As part of the Stoic philosophy of life, we practice negative visualisations. That is – imagine something terrible happening and then think through how you would deal with it. In this way, if something terrible does happen you’re prepared and have options, and you don’t end up paralysed with indecision. Plus it helps with managing those incredibly terrible situations. We do not want to put any energy towards these bad things happening of course, but have at least thought about it. Why running one of these awful visualisations where I lose my family for whatever reason, the consideration of why build wealth came to mind. Because for me, it’s building for the family’s future – for the kids at uni or a trade, for us to travel and have great experiences. Without the family as the driving motivation, why build wealth? There is no appeal, at least to me, to build wealth for it’s own sake.

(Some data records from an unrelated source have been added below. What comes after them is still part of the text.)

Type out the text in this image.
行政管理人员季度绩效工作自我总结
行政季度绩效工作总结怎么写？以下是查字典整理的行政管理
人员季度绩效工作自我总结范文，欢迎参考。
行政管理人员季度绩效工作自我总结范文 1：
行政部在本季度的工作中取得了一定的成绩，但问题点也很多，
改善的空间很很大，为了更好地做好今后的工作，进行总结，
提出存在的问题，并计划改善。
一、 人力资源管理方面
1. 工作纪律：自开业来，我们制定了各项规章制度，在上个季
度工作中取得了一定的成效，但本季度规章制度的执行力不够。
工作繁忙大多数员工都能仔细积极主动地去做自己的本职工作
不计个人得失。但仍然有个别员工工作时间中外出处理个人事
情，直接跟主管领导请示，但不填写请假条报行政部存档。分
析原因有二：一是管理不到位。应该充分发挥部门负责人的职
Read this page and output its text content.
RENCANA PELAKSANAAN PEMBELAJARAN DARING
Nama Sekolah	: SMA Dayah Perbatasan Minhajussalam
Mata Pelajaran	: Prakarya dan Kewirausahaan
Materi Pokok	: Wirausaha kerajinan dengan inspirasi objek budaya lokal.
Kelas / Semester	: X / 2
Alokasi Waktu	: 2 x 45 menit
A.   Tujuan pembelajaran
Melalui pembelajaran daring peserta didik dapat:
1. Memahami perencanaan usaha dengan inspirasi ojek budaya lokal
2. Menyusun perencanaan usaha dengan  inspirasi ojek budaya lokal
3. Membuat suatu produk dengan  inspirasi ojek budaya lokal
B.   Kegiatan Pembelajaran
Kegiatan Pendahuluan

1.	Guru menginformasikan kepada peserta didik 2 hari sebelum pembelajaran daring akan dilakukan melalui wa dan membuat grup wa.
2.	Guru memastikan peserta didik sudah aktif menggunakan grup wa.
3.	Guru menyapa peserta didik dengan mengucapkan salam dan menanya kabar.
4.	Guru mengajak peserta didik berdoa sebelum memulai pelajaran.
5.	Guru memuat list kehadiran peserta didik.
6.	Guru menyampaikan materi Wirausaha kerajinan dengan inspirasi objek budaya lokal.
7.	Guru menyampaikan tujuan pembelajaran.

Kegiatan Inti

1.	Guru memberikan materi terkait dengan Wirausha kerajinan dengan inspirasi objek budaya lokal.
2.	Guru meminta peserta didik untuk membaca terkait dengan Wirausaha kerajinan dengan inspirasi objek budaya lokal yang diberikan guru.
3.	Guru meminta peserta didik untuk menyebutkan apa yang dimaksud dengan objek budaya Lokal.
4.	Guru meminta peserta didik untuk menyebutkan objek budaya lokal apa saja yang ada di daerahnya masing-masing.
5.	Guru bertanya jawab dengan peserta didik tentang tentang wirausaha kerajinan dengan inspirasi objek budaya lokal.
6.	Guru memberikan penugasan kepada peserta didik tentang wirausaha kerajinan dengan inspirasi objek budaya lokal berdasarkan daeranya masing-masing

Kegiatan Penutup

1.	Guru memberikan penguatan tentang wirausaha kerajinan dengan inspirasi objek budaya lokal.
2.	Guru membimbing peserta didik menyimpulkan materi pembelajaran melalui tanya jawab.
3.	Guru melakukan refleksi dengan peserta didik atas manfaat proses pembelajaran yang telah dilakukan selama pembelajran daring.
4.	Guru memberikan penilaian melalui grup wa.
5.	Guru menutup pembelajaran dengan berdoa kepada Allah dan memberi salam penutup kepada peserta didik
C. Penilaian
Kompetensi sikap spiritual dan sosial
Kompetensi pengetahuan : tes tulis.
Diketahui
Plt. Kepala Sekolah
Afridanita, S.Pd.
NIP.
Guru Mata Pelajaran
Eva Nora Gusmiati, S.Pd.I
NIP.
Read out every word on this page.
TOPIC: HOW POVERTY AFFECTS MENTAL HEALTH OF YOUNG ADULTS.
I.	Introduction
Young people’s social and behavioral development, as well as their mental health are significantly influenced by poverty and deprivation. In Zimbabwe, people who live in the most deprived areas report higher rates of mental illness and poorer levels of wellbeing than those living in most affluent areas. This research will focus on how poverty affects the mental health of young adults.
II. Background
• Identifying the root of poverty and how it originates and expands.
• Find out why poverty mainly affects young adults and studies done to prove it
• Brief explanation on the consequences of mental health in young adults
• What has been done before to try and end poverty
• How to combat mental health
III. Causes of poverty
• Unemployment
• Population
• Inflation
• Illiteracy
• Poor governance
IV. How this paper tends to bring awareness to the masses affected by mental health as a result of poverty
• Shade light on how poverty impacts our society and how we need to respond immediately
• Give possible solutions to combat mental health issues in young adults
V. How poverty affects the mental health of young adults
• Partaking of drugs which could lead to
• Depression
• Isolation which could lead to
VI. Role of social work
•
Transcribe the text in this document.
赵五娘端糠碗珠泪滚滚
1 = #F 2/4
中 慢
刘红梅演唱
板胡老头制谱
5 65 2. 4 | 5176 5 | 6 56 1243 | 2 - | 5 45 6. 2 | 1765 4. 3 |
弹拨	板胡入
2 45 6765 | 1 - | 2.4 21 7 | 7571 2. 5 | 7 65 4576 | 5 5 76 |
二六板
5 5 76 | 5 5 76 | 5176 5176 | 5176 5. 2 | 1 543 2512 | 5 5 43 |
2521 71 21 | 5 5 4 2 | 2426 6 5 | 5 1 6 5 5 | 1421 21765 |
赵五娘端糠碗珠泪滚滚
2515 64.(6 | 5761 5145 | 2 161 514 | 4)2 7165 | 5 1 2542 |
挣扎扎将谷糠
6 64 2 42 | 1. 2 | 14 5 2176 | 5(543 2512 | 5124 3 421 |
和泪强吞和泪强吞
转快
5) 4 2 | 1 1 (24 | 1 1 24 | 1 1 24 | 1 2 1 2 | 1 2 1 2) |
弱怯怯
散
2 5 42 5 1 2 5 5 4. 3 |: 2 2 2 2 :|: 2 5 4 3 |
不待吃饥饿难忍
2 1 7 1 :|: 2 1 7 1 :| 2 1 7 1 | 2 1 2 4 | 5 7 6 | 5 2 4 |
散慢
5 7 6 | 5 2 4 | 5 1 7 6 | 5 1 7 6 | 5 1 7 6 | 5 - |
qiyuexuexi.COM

Expanding on this – wealth is a tool for me. It’s to be used for stuff, not built for the sake of it. If you list the things you want to do with your money, does it include “build a tower of gold coins to swim in like Scrooge McDuck?” Mine does not (it’s OK if yours does!). Number one is to remove the stress of managing money and simply enjoy life, living in abundance and good times for all. Providing for the family is one thing, but having freedom from stress around money is another. To me then, wealth = freedom. This is potentially the reason I find it hard to keep a lot of cash on hand – we like to do stuff so we go and do it. More money will come in, I just don’t feel a need to stockpile it. But what I do feel a need to do is to establish passive forms of income so I can earn money without getting out of bed.
Rentals, index funds, interest – all ways to build wealth for minimal long term effort! Freedom to pursue the things we want to do, individually, but more importantly as a family. Answering the question of “why build wealth?” has been a key determinant for me in entering this quest in a serious way. A big question like this has helped to frame up the whole exercise – from a focus on spending, to keeping a good relationship with tenants and real estate agents, developing a sense for worthy investments of time and money. The return on answering this questions has been, for me, well worth the time put in to it. From that first time I ran the negative visualisation and built my understanding from there my focus on wealth has changed dramatically. It may be coincidental, however I have found means for working on this more easily as time has gone on.
So gentle reader, I ask you the question – if you’re building wealth, why are you doing it?